Moore, Atria Chairman and Chief Executive Officer. “We look forward
to continuing to collaborate with Ventas in the years ahead as we
mutually support each company’s business goals.”
Initially, proceeds of the current capital raise have been
principally reinvested in Atria. The transactions will result in
Ventas owning a 34 percent share of Atria’s management services
business with Atria senior executives and Fremont owning 33 percent
each, respectively.
Since Ventas’s initial acquisition of substantially all of
Atria’s real estate in 2011, Ventas has invested nearly $3 billion
of incremental capital in senior housing communities operated by
Atria. Ventas currently owns 172 senior housing communities
operated by Atria. Atria has increased the number of communities it
manages on a long-term basis from 125 to over 200, doubling revenue
under management since 2011.
About Ventas
Ventas, Inc., an S&P 500 company, is a leading
real estate investment trust. Its diverse portfolio of more than
1,200 assets in the United States, Canada and
the United Kingdom consists of seniors housing
communities, medical office buildings, life science and innovation
centers, inpatient rehabilitation and long-term acute care
facilities, health systems and skilled nursing facilities. Through
its Lillibridge subsidiary, Ventas provides management,
leasing, marketing, facility development and advisory services to
highly rated hospitals and health systems throughout the
United States. References to “Ventas” or the “Company”

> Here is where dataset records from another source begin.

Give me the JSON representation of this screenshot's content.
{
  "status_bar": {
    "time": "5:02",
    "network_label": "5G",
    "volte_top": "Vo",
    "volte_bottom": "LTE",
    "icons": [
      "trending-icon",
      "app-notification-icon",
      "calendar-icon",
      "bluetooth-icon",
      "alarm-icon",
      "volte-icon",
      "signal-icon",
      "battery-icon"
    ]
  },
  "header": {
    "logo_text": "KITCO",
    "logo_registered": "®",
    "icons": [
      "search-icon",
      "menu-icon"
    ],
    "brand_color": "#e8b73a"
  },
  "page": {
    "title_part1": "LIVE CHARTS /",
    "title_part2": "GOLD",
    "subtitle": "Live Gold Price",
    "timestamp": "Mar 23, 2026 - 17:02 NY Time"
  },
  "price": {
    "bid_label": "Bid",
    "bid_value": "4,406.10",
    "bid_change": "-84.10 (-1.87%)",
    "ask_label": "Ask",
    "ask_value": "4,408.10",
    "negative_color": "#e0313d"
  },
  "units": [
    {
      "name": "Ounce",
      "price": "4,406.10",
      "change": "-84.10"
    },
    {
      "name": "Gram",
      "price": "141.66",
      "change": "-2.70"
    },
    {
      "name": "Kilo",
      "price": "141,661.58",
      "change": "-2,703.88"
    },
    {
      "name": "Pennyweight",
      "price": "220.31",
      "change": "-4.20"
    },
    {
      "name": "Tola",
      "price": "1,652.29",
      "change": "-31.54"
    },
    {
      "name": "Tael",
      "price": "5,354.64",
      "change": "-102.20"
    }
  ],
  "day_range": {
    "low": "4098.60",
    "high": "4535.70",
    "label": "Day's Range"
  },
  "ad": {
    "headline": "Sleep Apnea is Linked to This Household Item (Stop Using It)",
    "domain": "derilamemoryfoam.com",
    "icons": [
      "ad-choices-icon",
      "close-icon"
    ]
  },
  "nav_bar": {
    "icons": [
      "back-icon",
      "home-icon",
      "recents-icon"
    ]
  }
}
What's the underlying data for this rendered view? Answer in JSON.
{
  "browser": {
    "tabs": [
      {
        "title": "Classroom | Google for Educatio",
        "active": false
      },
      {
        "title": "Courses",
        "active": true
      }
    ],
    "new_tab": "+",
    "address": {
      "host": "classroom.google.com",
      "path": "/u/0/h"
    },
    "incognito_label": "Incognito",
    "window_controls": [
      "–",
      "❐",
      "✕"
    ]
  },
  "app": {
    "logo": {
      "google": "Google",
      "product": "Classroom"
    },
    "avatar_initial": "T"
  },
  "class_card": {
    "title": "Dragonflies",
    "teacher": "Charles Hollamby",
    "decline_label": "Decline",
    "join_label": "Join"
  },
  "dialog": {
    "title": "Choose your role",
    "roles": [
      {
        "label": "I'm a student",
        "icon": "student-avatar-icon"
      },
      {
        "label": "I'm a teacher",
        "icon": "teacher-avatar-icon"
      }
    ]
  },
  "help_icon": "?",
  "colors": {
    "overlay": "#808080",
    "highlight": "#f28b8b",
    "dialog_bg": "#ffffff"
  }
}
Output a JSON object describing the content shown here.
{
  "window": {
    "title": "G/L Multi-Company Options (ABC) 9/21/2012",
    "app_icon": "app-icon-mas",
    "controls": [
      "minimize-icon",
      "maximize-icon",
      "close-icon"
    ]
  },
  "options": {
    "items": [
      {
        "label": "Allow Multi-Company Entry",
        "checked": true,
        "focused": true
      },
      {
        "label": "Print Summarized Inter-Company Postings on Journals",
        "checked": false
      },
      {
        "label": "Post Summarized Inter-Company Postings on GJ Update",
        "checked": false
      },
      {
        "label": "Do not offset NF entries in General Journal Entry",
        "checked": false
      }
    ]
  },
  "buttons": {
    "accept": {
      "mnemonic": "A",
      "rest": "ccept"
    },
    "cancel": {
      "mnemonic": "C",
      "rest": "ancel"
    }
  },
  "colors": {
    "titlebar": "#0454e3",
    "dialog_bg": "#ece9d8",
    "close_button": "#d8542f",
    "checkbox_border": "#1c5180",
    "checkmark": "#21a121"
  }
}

mean Ventas, Inc. and its consolidated subsidiaries
unless otherwise expressly noted. More information
about Ventas and Lillibridge can be found
at www.ventasreit.com and www.lillibridge.com.
About Atria Senior
Living
Atria Senior Living is a leading operator of independent living,
assisted living, supportive living and memory care communities in
over 200 locations in 28 states and seven Canadian provinces. We
are the residence of choice for more than 20,000 seniors, and the
workplace of choice for more than 16,000 employees. We create
vibrant communities where older adults can thrive and participate,
know that their contributions are valued, and enjoy access to
opportunities and support that help them keep making a positive
difference in our world. For more information about Atria, visit us
online at AtriaSeniorLiving.com.
About Fremont
Fremont Realty Capital is the real estate private equity
business unit of the Fremont Group, the investment office of the
Bechtel family of San Francisco. Since formation in 1997, Fremont
Realty Capital has provided investors with superior risk-adjusted
returns and value-creation through investments in non-traditional
and traditional real estate sectors, both domestically and abroad.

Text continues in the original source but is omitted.